Tuesday 16 May 2023 19:00 – 20:30 BST | 14:00 EDT | 11:00 PDT | 20:00 CEST £6/ PWYC
Shaped by the tidal forces of the New World, jazz music and dance are rooted in the Africa where the arts form a unified complex of interlocking relationships. The great composer and bandleader, Duke Ellington, exhalted the African aesthetic tradition, consciously aligning his music and imagination to serve all forms of jazz dance, throughout his long career. Known to keep “one eye on the audience and one eye on the act,” he most frequently called upon tap dancers to “step inside” his music and deliver a range of styles, percussive color and visual excitement to performance. A great collaborator, just as he practiced communal composing with his musicians, he also worked directly with dancers as allied artists. This presentation will share stories of these collaborations gleaned from oral histories and autobiographies of the jazz dancers who moved his music including: Bunny Briggs, Brownie Brown, Peg Leg Bates, Howard “Stretch” Johnson, Alfredo Gustar, Bessie Dudley, Talley Beatty and more.

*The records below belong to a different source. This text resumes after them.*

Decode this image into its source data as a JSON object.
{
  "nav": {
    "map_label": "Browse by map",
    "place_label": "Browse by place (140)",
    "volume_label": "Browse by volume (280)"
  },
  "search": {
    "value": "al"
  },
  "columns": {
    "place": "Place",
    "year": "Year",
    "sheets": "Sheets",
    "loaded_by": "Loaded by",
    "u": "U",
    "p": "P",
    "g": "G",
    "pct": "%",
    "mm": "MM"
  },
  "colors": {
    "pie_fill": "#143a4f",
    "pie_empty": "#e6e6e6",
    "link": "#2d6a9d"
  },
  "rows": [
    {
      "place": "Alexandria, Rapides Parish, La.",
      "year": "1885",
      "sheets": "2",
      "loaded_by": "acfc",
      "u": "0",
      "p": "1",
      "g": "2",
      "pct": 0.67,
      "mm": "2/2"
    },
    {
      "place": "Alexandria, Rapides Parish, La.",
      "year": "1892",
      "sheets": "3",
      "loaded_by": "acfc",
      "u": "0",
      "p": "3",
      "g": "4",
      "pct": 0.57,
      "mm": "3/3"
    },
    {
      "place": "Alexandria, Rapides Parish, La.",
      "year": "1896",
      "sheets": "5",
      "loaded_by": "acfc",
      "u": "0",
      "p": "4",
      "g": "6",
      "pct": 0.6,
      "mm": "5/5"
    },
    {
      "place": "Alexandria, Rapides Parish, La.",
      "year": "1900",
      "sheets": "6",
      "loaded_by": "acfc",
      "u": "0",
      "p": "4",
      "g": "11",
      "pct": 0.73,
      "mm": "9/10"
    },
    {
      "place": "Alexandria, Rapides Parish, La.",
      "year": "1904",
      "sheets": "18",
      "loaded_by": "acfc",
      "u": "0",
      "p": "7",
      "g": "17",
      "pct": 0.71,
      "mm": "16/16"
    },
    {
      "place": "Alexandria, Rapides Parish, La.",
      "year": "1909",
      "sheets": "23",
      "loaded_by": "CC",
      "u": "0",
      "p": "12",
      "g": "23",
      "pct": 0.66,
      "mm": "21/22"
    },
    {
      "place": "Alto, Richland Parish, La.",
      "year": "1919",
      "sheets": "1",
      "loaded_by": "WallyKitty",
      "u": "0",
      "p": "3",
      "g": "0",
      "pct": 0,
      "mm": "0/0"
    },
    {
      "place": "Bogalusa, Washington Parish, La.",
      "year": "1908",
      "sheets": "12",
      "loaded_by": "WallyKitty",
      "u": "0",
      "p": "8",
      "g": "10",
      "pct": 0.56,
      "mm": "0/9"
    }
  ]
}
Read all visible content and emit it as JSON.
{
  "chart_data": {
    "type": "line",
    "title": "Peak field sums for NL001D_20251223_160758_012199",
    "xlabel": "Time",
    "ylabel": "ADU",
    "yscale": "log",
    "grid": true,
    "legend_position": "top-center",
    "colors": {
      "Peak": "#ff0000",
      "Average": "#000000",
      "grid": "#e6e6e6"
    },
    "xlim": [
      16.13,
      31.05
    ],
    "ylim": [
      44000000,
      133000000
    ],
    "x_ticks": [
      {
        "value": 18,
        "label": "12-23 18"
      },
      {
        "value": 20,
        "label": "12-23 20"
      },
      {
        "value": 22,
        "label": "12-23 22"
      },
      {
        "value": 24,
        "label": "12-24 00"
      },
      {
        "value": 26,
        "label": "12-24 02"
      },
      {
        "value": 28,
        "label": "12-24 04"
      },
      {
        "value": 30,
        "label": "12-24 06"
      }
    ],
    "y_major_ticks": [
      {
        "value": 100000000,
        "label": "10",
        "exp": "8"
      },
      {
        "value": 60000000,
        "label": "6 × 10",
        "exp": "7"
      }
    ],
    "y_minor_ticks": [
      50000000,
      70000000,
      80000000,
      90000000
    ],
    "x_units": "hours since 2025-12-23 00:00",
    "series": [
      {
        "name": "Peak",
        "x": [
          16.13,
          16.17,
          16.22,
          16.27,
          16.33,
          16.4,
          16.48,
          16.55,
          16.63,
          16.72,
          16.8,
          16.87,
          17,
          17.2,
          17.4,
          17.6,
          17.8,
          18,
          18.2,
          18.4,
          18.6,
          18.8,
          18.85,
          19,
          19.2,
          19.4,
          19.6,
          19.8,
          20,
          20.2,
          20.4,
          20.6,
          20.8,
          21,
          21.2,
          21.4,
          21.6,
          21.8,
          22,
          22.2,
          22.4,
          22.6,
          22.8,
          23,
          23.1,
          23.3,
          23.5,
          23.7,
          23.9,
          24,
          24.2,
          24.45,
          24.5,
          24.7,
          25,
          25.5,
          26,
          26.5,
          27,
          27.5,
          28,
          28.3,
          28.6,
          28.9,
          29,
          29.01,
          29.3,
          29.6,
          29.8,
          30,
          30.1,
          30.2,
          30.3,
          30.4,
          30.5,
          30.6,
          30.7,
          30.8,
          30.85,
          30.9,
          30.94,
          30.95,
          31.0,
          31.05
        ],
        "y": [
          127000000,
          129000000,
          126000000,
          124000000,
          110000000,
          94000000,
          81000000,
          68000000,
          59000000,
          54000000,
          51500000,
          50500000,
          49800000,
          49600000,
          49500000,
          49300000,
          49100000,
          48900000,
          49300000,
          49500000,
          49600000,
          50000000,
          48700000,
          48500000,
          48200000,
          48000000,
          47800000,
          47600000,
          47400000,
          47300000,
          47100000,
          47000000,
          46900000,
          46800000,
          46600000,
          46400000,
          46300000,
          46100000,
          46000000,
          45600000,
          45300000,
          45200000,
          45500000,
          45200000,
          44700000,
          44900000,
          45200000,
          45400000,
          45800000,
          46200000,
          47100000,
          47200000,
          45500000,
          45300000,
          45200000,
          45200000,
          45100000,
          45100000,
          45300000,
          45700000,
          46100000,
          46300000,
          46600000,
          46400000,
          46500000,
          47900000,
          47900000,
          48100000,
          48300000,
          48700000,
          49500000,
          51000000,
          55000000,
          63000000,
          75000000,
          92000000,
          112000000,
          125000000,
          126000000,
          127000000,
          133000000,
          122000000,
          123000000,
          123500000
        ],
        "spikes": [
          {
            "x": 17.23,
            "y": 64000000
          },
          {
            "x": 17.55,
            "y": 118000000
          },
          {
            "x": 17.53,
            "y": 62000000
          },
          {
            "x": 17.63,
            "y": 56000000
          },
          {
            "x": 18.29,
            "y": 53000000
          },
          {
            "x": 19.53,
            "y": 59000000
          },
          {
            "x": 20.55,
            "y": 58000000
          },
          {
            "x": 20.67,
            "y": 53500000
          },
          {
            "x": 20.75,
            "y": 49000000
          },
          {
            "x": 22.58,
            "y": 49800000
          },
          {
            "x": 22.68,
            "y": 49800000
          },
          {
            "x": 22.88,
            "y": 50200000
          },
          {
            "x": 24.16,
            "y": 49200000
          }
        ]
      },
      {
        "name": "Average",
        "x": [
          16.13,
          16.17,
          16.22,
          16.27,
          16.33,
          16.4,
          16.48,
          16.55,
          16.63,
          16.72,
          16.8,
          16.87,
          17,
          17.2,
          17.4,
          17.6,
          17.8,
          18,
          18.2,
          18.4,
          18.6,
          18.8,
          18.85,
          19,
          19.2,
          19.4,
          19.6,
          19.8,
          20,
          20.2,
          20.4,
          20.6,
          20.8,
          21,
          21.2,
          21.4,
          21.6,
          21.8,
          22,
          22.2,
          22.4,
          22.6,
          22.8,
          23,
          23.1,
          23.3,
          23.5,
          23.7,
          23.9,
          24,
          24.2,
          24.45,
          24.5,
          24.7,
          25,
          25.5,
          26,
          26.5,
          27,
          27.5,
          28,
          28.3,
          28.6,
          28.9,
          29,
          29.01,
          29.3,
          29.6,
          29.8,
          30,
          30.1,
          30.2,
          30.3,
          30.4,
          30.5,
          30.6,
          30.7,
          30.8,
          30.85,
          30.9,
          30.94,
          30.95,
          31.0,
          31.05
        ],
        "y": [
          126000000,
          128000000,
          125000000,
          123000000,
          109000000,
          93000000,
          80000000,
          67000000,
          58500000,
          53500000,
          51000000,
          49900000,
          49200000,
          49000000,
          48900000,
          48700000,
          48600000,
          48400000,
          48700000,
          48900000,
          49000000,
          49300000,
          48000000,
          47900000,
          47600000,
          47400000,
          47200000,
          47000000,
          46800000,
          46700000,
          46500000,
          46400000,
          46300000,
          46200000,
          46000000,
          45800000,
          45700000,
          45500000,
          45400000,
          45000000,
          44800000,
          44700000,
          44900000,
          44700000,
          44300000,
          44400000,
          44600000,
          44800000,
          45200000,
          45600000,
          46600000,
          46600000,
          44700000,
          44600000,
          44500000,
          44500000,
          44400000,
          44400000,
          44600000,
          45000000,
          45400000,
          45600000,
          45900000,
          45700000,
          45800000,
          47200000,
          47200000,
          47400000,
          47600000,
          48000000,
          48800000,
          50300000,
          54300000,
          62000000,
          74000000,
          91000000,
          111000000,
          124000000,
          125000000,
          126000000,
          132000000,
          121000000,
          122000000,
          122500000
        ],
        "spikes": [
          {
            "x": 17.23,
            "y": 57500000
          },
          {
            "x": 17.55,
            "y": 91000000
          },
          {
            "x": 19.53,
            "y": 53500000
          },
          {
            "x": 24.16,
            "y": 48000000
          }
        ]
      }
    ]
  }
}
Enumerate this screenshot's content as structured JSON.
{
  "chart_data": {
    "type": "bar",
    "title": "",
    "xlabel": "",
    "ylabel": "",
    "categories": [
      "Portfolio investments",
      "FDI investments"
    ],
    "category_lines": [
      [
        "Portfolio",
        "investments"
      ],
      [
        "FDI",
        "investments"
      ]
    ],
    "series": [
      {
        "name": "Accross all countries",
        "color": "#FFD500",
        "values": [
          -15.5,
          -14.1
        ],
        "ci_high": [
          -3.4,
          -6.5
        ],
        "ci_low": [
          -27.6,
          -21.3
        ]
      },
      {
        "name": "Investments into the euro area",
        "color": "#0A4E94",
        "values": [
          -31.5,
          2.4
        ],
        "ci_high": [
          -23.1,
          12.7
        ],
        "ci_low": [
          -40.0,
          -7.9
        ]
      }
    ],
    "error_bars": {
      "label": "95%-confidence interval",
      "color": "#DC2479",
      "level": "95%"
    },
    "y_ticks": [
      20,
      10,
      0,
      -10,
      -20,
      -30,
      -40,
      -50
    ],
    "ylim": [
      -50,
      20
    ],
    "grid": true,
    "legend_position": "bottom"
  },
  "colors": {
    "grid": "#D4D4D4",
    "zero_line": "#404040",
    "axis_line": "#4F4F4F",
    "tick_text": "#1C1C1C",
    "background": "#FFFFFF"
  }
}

Artist, educator and performer, Allana Radecki has a BA in Fine Arts and MA in African American, African Diaspora Studies from Indiana University. Her research focuses on the interlocking roots and culture of jazz music and dance through autobiography and oral history. Her current book project examines the multi-faceted relationship between Duke Ellington and jazz dance, with an emphasis on tap dancers. A noted teacher of Hatha Yoga, Rhythm Tap and Modern Dance since 1986, she has taught thousands of classes to thousands of people of all ages. As a jazz tap dancer, Allana loves to improvise and also explores West African and Afro- Brazilian percussion including many years with Women of Mass Percussion and five seasons with the Indiana University Brazilian Ensemble.